Election officials such as Larry Lomax, the Clark County registrar of voters, constantly scrub voter lists to keep them current. Nevada and seven other states this week launched a shared database to make the job easier, more efficient and more accurate with records updated every 30 days.
"We do what we can to keep our records as accurate as possible," Lomax said . "It's a very transient county, and people are moving and dying all the time."
Although nonpartisan election officials keep tabs on voters, the political implications grow more important in election years. In 2012, the presidency is at stake as the Democratic and Republican parties compete to register more people so they can get the most supporters to the polls.
In 2008, Democrats gained a 100,000-plus active voter advantage over Republicans in Nevada after attracting new voters that helped Barack Obama win the White House. Now, that advantage has narrowed to about 47,500 after the voter rolls were updated last year.
In December, Lomax moved 63,582 registered Clark County voters from the "active" list to "inactive" because their current addresses couldn't be verified.
This month, his office plans to mail every one of the county's 720,000 active voters a new registration card. He expects about 10 percent to be returned as undeliverable. That could put another estimated 70,000 voters on "inactive" status.
If those inactive voters don't cast a ballot during two federal elections in a row -- 2012 and then 2014 -- they will be removed from the rolls and would have to reregister to vote, he said.
In Clark County, keeping voter lists current is challenging. Each month, several thousand people move into and out of Las Vegas, and more than 1,000 residents die, according to health officials.
As of January, nearly 1.1 million of Nevada's 2.7 million residents were registered to vote: 447,881 Democrats, 400,310 Republicans, 172,463 nonpartisan and the remainder third parties.
Lomax said his office uses many sources to determine when to activate a voter and when to cancel someone's registration. Every two weeks, Clark County gets a report from the secretary of state's office listing people who have died. Sometimes a spouse or relative will call to report the news.
Very few people notify election officials when they move, he said. When a person applies for a driver's license in another state or registers to vote elsewhere, that state might notify Nevada, but it's hit or miss, Lomax said. His office runs name checks against the national change of address service, which results in lists of voters who have moved -- either within the Silver State or outside Nevada. His office then mails postcards asking them to update their addresses.
In December alone, Lomax said his office mailed out 77,000 such postcards.
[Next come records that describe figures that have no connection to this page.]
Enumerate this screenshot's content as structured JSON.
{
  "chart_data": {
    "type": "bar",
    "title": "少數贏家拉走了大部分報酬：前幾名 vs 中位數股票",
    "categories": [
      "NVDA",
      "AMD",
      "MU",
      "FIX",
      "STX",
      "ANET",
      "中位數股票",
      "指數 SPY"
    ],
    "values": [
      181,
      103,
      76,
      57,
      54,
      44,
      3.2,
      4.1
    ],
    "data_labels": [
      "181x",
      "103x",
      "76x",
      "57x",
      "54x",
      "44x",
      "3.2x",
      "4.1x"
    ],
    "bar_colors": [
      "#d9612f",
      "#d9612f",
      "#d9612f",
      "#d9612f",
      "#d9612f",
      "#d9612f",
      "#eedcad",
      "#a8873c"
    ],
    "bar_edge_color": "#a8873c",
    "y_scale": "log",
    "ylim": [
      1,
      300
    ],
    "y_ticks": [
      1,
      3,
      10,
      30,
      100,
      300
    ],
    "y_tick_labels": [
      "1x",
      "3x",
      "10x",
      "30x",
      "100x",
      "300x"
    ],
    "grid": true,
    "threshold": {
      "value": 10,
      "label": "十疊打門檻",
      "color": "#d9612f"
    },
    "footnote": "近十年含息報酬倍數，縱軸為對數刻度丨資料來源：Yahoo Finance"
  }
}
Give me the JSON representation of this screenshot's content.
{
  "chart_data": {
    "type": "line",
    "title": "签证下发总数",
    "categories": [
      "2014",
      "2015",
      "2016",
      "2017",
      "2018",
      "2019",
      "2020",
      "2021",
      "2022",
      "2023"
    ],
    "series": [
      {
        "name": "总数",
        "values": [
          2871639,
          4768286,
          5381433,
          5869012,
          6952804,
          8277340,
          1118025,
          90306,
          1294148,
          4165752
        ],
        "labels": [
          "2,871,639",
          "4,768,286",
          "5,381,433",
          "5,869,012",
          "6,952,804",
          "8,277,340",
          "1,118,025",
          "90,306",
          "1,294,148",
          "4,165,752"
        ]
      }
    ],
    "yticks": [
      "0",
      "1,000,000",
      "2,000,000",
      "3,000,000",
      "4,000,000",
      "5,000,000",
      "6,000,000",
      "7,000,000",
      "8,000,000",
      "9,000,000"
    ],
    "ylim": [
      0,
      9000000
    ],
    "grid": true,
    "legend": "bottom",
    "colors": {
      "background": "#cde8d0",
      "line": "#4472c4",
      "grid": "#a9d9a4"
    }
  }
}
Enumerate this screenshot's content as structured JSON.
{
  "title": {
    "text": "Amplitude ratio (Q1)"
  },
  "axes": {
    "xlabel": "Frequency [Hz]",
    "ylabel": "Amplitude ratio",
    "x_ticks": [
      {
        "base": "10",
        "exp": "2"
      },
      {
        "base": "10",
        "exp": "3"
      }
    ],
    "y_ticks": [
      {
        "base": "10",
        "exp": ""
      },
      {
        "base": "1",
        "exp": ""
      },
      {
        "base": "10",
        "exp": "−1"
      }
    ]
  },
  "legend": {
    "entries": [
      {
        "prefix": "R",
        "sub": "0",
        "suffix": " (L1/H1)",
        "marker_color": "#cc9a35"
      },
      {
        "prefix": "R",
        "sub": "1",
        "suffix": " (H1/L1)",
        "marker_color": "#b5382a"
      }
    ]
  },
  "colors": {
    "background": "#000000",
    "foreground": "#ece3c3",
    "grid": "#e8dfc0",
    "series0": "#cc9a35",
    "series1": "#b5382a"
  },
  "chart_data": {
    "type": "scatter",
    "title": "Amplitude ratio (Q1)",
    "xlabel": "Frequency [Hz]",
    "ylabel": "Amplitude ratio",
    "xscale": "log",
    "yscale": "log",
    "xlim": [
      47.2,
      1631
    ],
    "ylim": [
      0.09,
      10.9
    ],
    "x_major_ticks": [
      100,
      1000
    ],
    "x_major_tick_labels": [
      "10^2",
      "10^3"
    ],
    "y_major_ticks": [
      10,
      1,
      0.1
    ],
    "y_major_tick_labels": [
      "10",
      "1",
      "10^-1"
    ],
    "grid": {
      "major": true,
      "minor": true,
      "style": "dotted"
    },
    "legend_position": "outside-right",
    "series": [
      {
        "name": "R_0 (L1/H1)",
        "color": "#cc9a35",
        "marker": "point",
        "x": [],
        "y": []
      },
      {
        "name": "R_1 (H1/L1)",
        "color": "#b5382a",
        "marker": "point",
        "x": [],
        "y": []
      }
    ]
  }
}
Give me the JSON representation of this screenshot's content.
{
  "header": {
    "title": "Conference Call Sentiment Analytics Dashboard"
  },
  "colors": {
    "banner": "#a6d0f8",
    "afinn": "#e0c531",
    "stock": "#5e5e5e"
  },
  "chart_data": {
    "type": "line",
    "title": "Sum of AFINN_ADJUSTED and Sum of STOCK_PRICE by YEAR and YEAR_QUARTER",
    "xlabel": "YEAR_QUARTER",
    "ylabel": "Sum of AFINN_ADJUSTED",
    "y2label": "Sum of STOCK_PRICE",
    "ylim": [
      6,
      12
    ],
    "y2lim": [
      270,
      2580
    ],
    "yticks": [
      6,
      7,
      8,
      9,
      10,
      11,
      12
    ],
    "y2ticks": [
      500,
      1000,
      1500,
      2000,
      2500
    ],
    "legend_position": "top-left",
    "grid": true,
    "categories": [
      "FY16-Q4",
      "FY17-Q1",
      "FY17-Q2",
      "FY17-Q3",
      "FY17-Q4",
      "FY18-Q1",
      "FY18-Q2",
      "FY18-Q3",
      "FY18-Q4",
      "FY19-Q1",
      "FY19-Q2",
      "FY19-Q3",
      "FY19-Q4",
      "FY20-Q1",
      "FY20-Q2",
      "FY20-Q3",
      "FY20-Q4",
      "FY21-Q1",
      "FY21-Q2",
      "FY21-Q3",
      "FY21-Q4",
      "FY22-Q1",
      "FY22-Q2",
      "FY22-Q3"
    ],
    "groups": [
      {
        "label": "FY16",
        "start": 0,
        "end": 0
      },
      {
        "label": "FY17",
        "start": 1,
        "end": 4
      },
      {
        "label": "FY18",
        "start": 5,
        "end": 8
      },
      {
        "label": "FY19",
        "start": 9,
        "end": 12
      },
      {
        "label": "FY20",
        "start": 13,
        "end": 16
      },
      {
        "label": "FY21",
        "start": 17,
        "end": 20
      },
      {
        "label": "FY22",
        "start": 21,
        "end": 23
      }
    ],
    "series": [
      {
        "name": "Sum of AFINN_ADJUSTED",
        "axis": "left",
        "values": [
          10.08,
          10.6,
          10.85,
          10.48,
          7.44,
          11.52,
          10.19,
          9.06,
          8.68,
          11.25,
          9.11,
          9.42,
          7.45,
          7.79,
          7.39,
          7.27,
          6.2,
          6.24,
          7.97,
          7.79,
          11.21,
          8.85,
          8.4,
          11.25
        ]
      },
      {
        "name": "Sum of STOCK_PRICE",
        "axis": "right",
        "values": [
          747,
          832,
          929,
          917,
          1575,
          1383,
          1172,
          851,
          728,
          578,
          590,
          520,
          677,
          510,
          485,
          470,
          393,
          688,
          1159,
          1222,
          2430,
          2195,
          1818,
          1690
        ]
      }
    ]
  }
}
Under the new database system, Nevada will share voter information with seven other states: Colorado, Delaware, Maryland, Oregon, Utah, Virginia and Washington, according to the Pew Center on the States. Pew organized the project and hopes to expand it to other states.
The database will tap voter registration records as well as those with the Department of Motor Vehicles, where new residents often pop up as they apply for a state driver's license. A 1993 federal law also allows people to register to vote at the same time in DMV offices.
The Social Security "death index" also will be part of the database, according to Pew.
Pew and Nevada officials said they haven't detected any fraud in examining voter lists.
"We regularly maintain Nevada's voter registration database, and no glaring deficiencies in our voter rolls have been identified," said Scott Gilles, Nevada's deputy secretary of state for elections.
"Currently, there is no ability to cross-reference voter registration records state-by-state, which would be very beneficial in identifying inconsistencies and cleaning up our voter rolls," he added, saying that's why Nevada agreed to be a "leading partner" in the Pew project.